Many Governors Still Weighing Reform Law's Expansion of Medicaid


Governors attending the annual National Governors Association meeting Friday through Sunday largely avoided the issue of whether their state would participate in the Medicaid expansion under the Affordable Care Act, the New York Times reports (Cooper, New York Times, 7/14).

The recent Supreme Court ruling on the federal health reform law indicated that states can opt out of the ACA's Medicaid expansion without any effect on current funding. Observers noted that the attention paid to the issue at NGA's annual meeting could force undecided governors to reveal their position (Kumar, "Virginia Politics," Washington Post, 7/11).

Governors Avoid Discussing Medicaid Expansion Plans

The Los Angeles Times reports that even during a scheduled discussion on Saturday regarding controlling Medicaid costs, governors "largely sidestepped the issue" (Memoli, Los Angeles Times, 7/14).

Most governors attending the meeting said that the ruling presented them with a choice they did not expect to have and that they needed more time to study the economic effect of the high court's judgment. Even governors who have indicated they are leaning a certain way on the expansion "were keeping their options open," according to the New York Times (New York Times, 7/14).

According to the Los Angeles Times, the majority of governors said they would approach the decision "with caution," alluding to the long-term effect on their state's budget in the wake of the recent economic downturn (Los Angeles Times, 7/14).

Several governors indicated that they will wait to decide until after the presidential election (New York Times, 7/14).

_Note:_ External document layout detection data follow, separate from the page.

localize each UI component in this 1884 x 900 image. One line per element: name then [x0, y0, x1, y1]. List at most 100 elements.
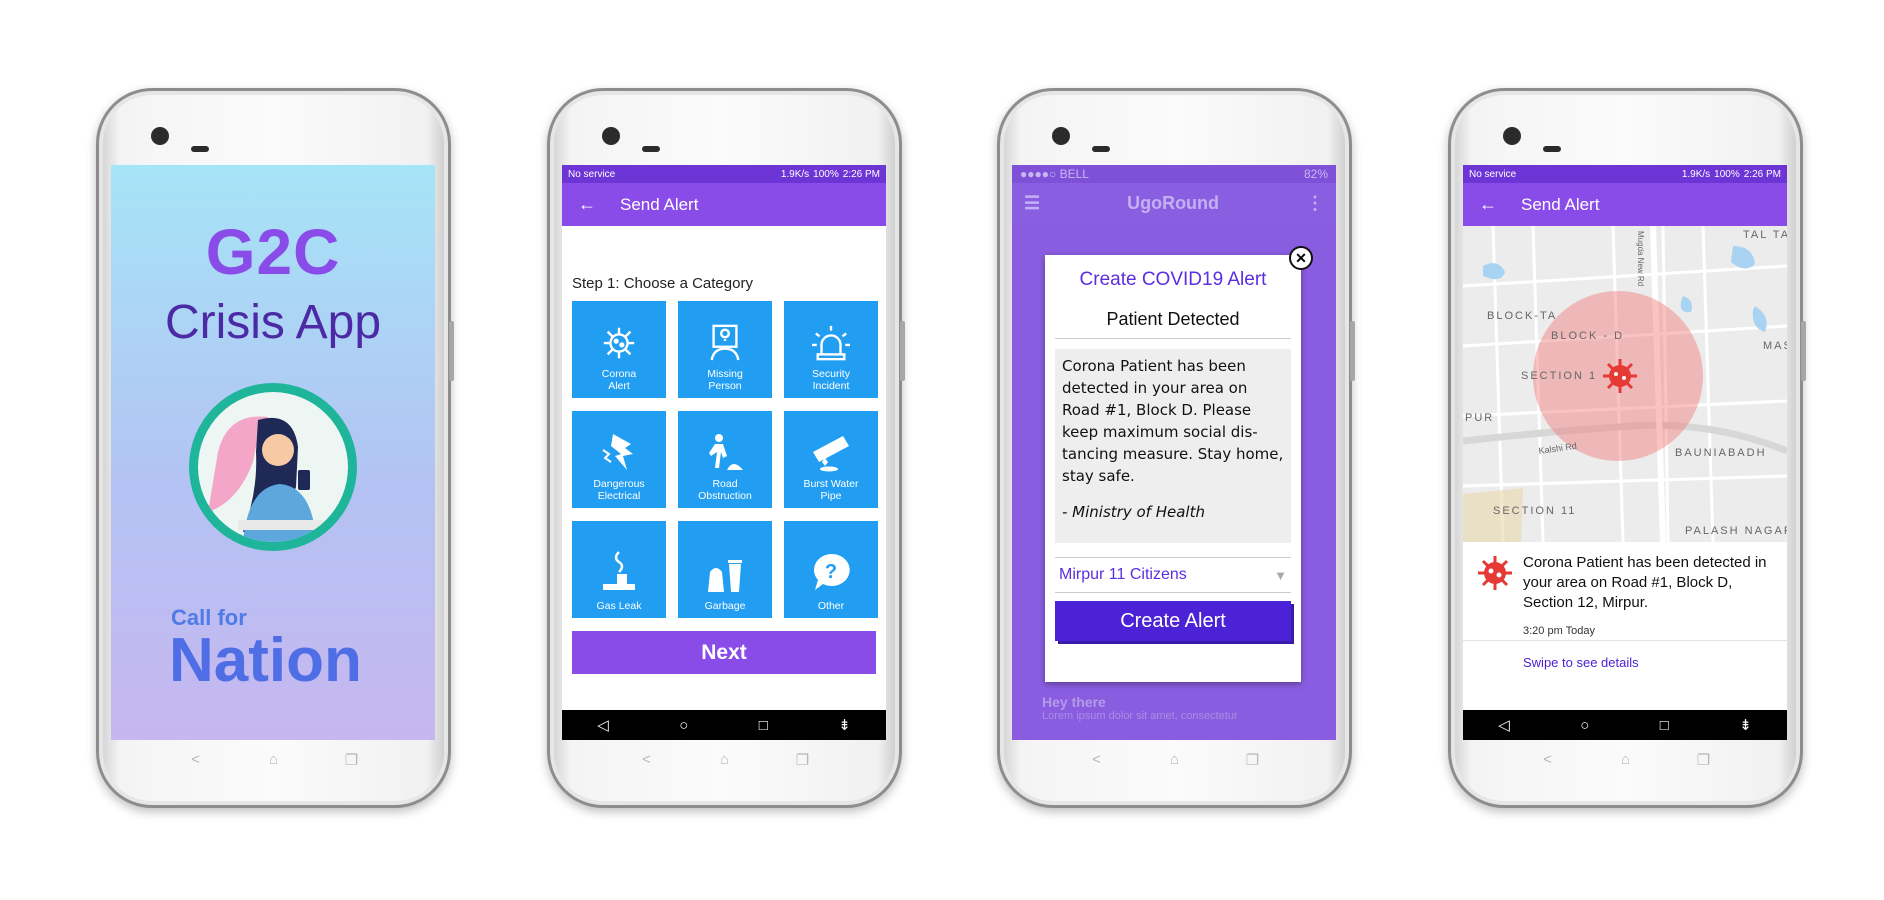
create-alert-button[interactable]: Create Alert [1055, 601, 1291, 641]
earpiece [1092, 146, 1110, 152]
close-icon[interactable]: ✕ [1289, 246, 1313, 270]
tile-label: Person [708, 380, 742, 392]
phone-splash: G2C Crisis App Call for Nation < ⌂ ❐ [96, 88, 454, 808]
recents-icon[interactable]: ❐ [1246, 751, 1260, 769]
phone-create-alert: ●●●●○ BELL 82% ☰ UgoRound ⋮ Hey there Lo… [997, 88, 1355, 808]
recents-icon[interactable]: □ [1660, 717, 1669, 734]
back-icon[interactable]: ◁ [1498, 716, 1510, 734]
alert-message-field[interactable]: Corona Patient has been detected in your… [1055, 349, 1291, 543]
status-battery: 100% [813, 168, 839, 180]
power-button [449, 321, 454, 381]
recents-icon[interactable]: □ [759, 717, 768, 734]
category-gas-leak[interactable]: Gas Leak [572, 521, 666, 618]
back-icon[interactable]: < [640, 751, 654, 769]
siren-icon [812, 325, 850, 361]
back-icon[interactable]: < [1541, 751, 1555, 769]
feed-body: Lorem ipsum dolor sit amet, consectetur [1042, 710, 1238, 722]
splash-screen: G2C Crisis App Call for Nation [111, 165, 435, 740]
notification-pull-icon[interactable]: ⇟ [838, 716, 851, 734]
back-icon[interactable]: < [1090, 751, 1104, 769]
status-speed: 1.9K/s [780, 168, 810, 180]
status-battery: 82% [1303, 167, 1328, 181]
hardware-nav-bar: < ⌂ ❐ [1000, 751, 1349, 769]
status-speed: 1.9K/s [1681, 168, 1711, 180]
hardware-nav-bar: < ⌂ ❐ [99, 751, 448, 769]
dropdown-triangle-icon: ▼ [1274, 567, 1287, 583]
power-button [1801, 321, 1806, 381]
category-garbage[interactable]: Garbage [678, 521, 772, 618]
category-other[interactable]: ? Other [784, 521, 878, 618]
home-icon[interactable]: ○ [1580, 717, 1589, 734]
alert-map-screen: No service 1.9K/s 100% 2:26 PM ← Send Al… [1463, 165, 1787, 740]
front-camera [1052, 127, 1070, 145]
alert-notification-card[interactable]: Corona Patient has been detected in your… [1463, 545, 1787, 641]
question-icon: ? [814, 553, 850, 590]
app-bar-title: Send Alert [620, 194, 699, 214]
swipe-details-link[interactable]: Swipe to see details [1463, 640, 1787, 670]
virus-icon [603, 327, 635, 359]
map-label: TAL TA [1743, 229, 1787, 241]
tile-label: Pipe [820, 490, 842, 502]
road-work-icon [709, 434, 743, 470]
tile-label: Road [712, 478, 738, 490]
tile-label: Garbage [704, 600, 746, 612]
status-time: 2:26 PM [1743, 168, 1781, 180]
power-button [1350, 321, 1355, 381]
app-subtitle: Crisis App [164, 296, 382, 349]
recents-icon[interactable]: ❐ [796, 751, 810, 769]
back-arrow-icon[interactable]: ← [578, 194, 596, 215]
system-nav-bar: ◁ ○ □ ⇟ [562, 710, 886, 740]
earpiece [642, 146, 660, 152]
alert-map[interactable]: TAL TA BLOCK-TA BLOCK - D SECTION 1 MAST… [1463, 226, 1787, 542]
earpiece [191, 146, 209, 152]
map-label: BLOCK - D [1551, 330, 1624, 342]
dialog-title: Create COVID19 Alert [1079, 269, 1267, 290]
map-label: MAST [1763, 340, 1787, 352]
create-alert-screen: ●●●●○ BELL 82% ☰ UgoRound ⋮ Hey there Lo… [1012, 165, 1336, 740]
tile-label: Other [817, 600, 845, 612]
next-button[interactable]: Next [572, 631, 876, 674]
category-grid: Corona Alert Missing Person Security Inc… [572, 301, 878, 618]
tile-label: Alert [608, 380, 630, 392]
back-arrow-icon[interactable]: ← [1479, 194, 1497, 215]
front-camera [1503, 127, 1521, 145]
home-icon[interactable]: ⌂ [1168, 751, 1182, 769]
home-icon[interactable]: ○ [679, 717, 688, 734]
map-label: SECTION 11 [1493, 505, 1576, 517]
recents-icon[interactable]: ❐ [1697, 751, 1711, 769]
category-road-obstruction[interactable]: Road Obstruction [678, 411, 772, 508]
virus-marker-icon[interactable] [1603, 359, 1637, 393]
map-road-label: Mugda New Rd [1636, 231, 1645, 286]
woman-with-phone-illustration [189, 383, 357, 551]
map-label: BAUNIABADH [1675, 447, 1767, 459]
status-battery: 100% [1714, 168, 1740, 180]
back-icon[interactable]: < [189, 751, 203, 769]
back-icon[interactable]: ◁ [597, 716, 609, 734]
category-corona-alert[interactable]: Corona Alert [572, 301, 666, 398]
electric-shock-icon [602, 434, 633, 470]
audience-select[interactable]: Mirpur 11 Citizens ▼ [1055, 557, 1291, 593]
burst-pipe-icon [813, 436, 849, 472]
recents-icon[interactable]: ❐ [345, 751, 359, 769]
category-burst-water-pipe[interactable]: Burst Water Pipe [784, 411, 878, 508]
alert-signature: - Ministry of Health [1062, 503, 1205, 521]
feed-heading: Hey there [1042, 694, 1106, 710]
step-label: Step 1: Choose a Category [572, 275, 753, 292]
category-security-incident[interactable]: Security Incident [784, 301, 878, 398]
add-user-icon[interactable]: ⋮ [1306, 193, 1324, 214]
tile-label: Burst Water [803, 478, 859, 490]
front-camera [602, 127, 620, 145]
garbage-icon [708, 560, 742, 592]
status-bar: ●●●●○ BELL 82% [1012, 165, 1336, 183]
category-dangerous-electrical[interactable]: Dangerous Electrical [572, 411, 666, 508]
hardware-nav-bar: < ⌂ ❐ [550, 751, 899, 769]
home-icon[interactable]: ⌂ [267, 751, 281, 769]
virus-alert-icon [1478, 556, 1512, 590]
category-missing-person[interactable]: Missing Person [678, 301, 772, 398]
home-icon[interactable]: ⌂ [1619, 751, 1633, 769]
notification-pull-icon[interactable]: ⇟ [1739, 716, 1752, 734]
earpiece [1543, 146, 1561, 152]
hamburger-menu-icon[interactable]: ☰ [1024, 193, 1040, 214]
category-screen: No service 1.9K/s 100% 2:26 PM ← Send Al… [562, 165, 886, 740]
home-icon[interactable]: ⌂ [718, 751, 732, 769]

Wisconsin Gov. Scott Walker (R) said, "We're not going to spend any taxpayer money or resources on a system that could very well be on the path to being repealed after Nov. 6." He was referring to a vow by presumptive Republican presidential nominee Mitt Romney to repeal the ACA on his first day in office (Los Angeles Times, 7/14).

The New York Times notes that even if governors make up their mind on the expansion, they could face a battle with the state legislature might impede progress (New York Times, 7/14).

GOP Govs. Fearful of Federal Pull-Out

Although the overhaul stipulates that the federal government would cover the entire cost of the expansion for the first three years and then 90% of the cost after that, a "handful" of GOP governors at the meeting said they thought federal officials would pull a "bait-and-switch" and ultimately lower the amount the federal government provides to states, according to the AP/San Francisco Chronicle.

Arizona Gov. Jan Brewer (R) said, "At any whim they could just pull the money," adding, "So yeah, I'm a little gun shy" (Lederman, AP/San Francisco Chronicle, 7/15).

That concern was echoed by other GOP officials.

Florida state Sen. Joe Negron (R) said, "Today Washington may pay. But what's going to happen when reality sets in and they realize they can't continue to run up the nation's credit card?" He added, "I think ultimately there's a very high likelihood that an additional burden will be placed on states" (Aizenman, Washington Post, 7/15).

Some GOP Govs. Say More 'Flexibility' in Medicaid Could Convince Them

A number of Republican governors at the NGA meeting said that if the Obama administration were to give them more "flexibility" in running Medicaid, they might be more inclined to accept the expansion, Politico reports.

Five GOP governors -- Nebraska Gov. Dave Heineman, Tennessee Gov. Bill Haslam, Utah Gov. Gary Herbert, Virginia Gov. Bob McDonnell and Wyoming Gov. Matt Mead -- all said that they could change their mind on their opposition to the expansion, in the right circumstances. All said they would consider expanding the program if federal officials provided their state with block grants for Medicaid.

Herbert said, "They ought to be giving all states more flexibility, block grant the money and let us find our own unique ways with our own unique populations and demographics to find the best way to provide health care" (Cheney, Politico, 7/14).